F1 em Portugal. Dos fardos de palha à vitória de Senna no Estoril
O primeiro Grande Prémio de Portugal de F1 aconteceu nas estradas da Rua da Boavista, no Porto, em 1958, numa altura em que eram os fardos de palha que amparavam as curvas mal medidas dos pilotos. A vitória foi para Stirling Moss. Casimiro de Oliveira (irmão de Manoel de Oliveira (1958) ainda esteve inscrito, mas não saiu da grelha de partida. Tinha sido o primeiro português a conduzir um monovolume num treino, mas já não competia há três anos e optou por não se fazer à pista depois de dar umas voltas ao circuito da Boavista com um Maserati 250F alugado.

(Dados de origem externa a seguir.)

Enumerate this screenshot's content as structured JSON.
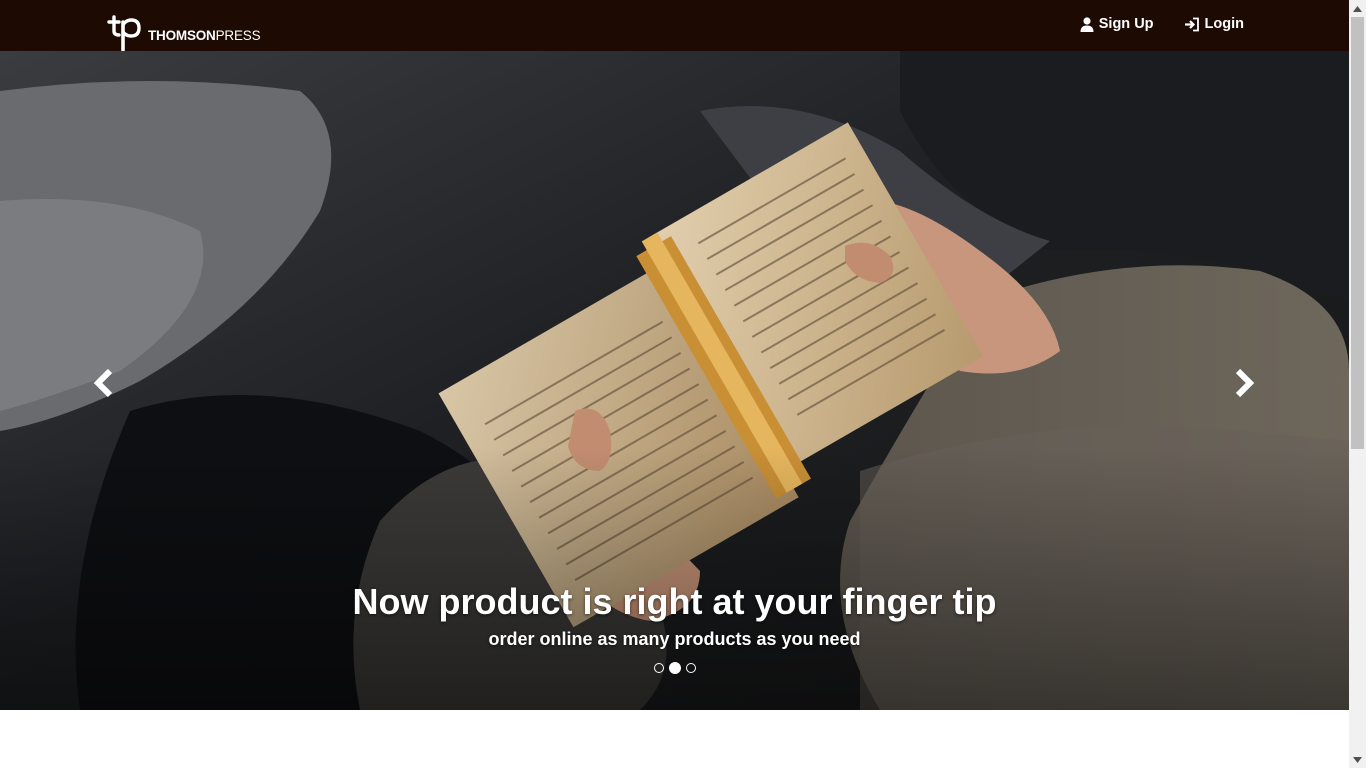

Um ano depois a prova mudou-se para Lisboa. Foi em Monsanto e já contou com um português. Fritz d'Orey, "o portuga" nascido em São Paulo, chegou a estar inscrito na prova de 1959, mas não competiu. Foi assim Nicha Cabral o primeiro português a correr no asfalto nacional. "Desafiado por Mimmo Dei, como era português e se ia realizar o Grande Prémio de Portugal inscreveram-me". Foi para Monsanto sem conhecer o carro para não o estragar nos testes. "A prova correu bem e terminei em 10.º. Nas últimas voltas o carro já começava a falhar e até deixei passar o Terry Brooks, a pensar que ele me ia dar uma volta de avanço. Ninguém das boxes dizia nada, estavam lá sentadinhos a ver a corrida, e eu pensava que o Ferrari do Brooks ia dobrar-me. Qual não é o meu espanto quando percebo no final da corrida que caí de 9.º para 10.º, através do Terry Brooks, que veio ter comigo a dizer-me 'Mario, you"re fantastic, thank you' e eu feito parvo a olhar para ele. Ficámos amigos", contou em tempos o ex-piloto de 86 anos.

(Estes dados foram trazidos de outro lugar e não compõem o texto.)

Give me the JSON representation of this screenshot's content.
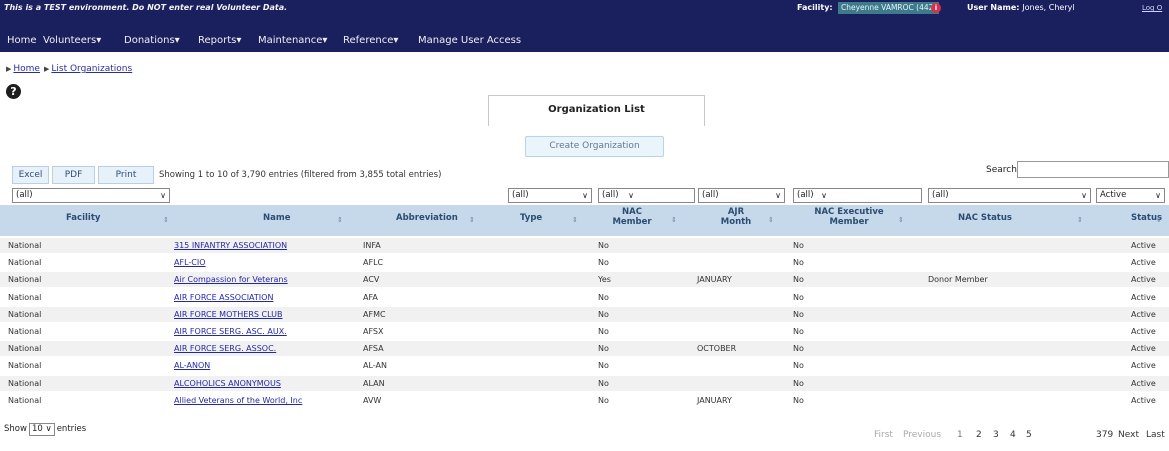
{
  "banner": {
    "warning": "This is a TEST environment. Do NOT enter real Volunteer Data.",
    "facility_label": "Facility:",
    "facility_value": "Cheyenne VAMROC (442)",
    "user_label": "User Name:",
    "user_name": "Jones, Cheryl",
    "logout": "Log O"
  },
  "nav": {
    "items": [
      "Home",
      "Volunteers",
      "Donations",
      "Reports",
      "Maintenance",
      "Reference",
      "Manage User Access"
    ]
  },
  "breadcrumb": [
    "Home",
    "List Organizations"
  ],
  "page": {
    "title": "Organization List",
    "create_button": "Create Organization"
  },
  "toolbar": {
    "excel": "Excel",
    "pdf": "PDF",
    "print": "Print",
    "showing": "Showing 1 to 10 of 3,790 entries (filtered from 3,855 total entries)",
    "search_label": "Search:"
  },
  "filters": {
    "facility": "(all)",
    "type": "(all)",
    "nac_member": "(all)",
    "ajr_month": "(all)",
    "nac_exec": "(all)",
    "nac_status": "(all)",
    "status": "Active"
  },
  "table": {
    "columns": [
      "Facility",
      "Name",
      "Abbreviation",
      "Type",
      "NAC Member",
      "AJR Month",
      "NAC Executive Member",
      "NAC Status",
      "Status"
    ],
    "rows": [
      [
        "National",
        "315 INFANTRY ASSOCIATION",
        "INFA",
        "",
        "No",
        "",
        "No",
        "",
        "Active"
      ],
      [
        "National",
        "AFL-CIO",
        "AFLC",
        "",
        "No",
        "",
        "No",
        "",
        "Active"
      ],
      [
        "National",
        "Air Compassion for Veterans",
        "ACV",
        "",
        "Yes",
        "JANUARY",
        "No",
        "Donor Member",
        "Active"
      ],
      [
        "National",
        "AIR FORCE ASSOCIATION",
        "AFA",
        "",
        "No",
        "",
        "No",
        "",
        "Active"
      ],
      [
        "National",
        "AIR FORCE MOTHERS CLUB",
        "AFMC",
        "",
        "No",
        "",
        "No",
        "",
        "Active"
      ],
      [
        "National",
        "AIR FORCE SERG. ASC. AUX.",
        "AFSX",
        "",
        "No",
        "",
        "No",
        "",
        "Active"
      ],
      [
        "National",
        "AIR FORCE SERG. ASSOC.",
        "AFSA",
        "",
        "No",
        "OCTOBER",
        "No",
        "",
        "Active"
      ],
      [
        "National",
        "AL-ANON",
        "AL-AN",
        "",
        "No",
        "",
        "No",
        "",
        "Active"
      ],
      [
        "National",
        "ALCOHOLICS ANONYMOUS",
        "ALAN",
        "",
        "No",
        "",
        "No",
        "",
        "Active"
      ],
      [
        "National",
        "Allied Veterans of the World, Inc",
        "AVW",
        "",
        "No",
        "JANUARY",
        "No",
        "",
        "Active"
      ]
    ]
  },
  "footer": {
    "show": "Show",
    "page_size": "10",
    "entries": "entries",
    "first": "First",
    "previous": "Previous",
    "pages": [
      "1",
      "2",
      "3",
      "4",
      "5"
    ],
    "ellipsis": "379",
    "next": "Next",
    "last": "Last"
  }
}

Nessa prova, Nicha Cabral sobreviveu a um acidente e a uma discussão com Jack Brabham, que escreveu assim nas suas memórias: "Não acabei o GP Portugal-59 por causa de um very dangerous local boy."

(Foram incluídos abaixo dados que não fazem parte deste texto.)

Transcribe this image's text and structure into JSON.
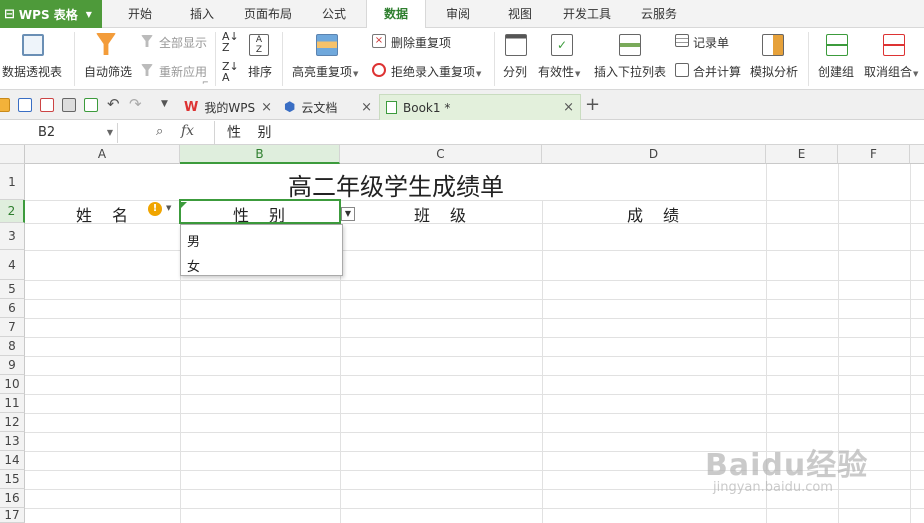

A emoção e o barulho dos motores voltaram logo depois às ruas do Porto em 1960. Depois esteve 23 anos sem dar o ar da sua graça nos circuitos nacionais. Só voltaria em 1984, já no Autódromo Fernanda Pires da Silva, no Estoril, onde ficou e fez história até 1996. Depois deixou de vir. Agora, 24 anos depois, está de volta por 5, 5 milhões de euros, segundo o DN soube. Uma pechincha tendo em conta que há autódromos a pagar 70 milhões de euros por ano para receber uma prova do mundial, como Singapura. O único recinto que não paga para receber a F1 é o do Mónaco.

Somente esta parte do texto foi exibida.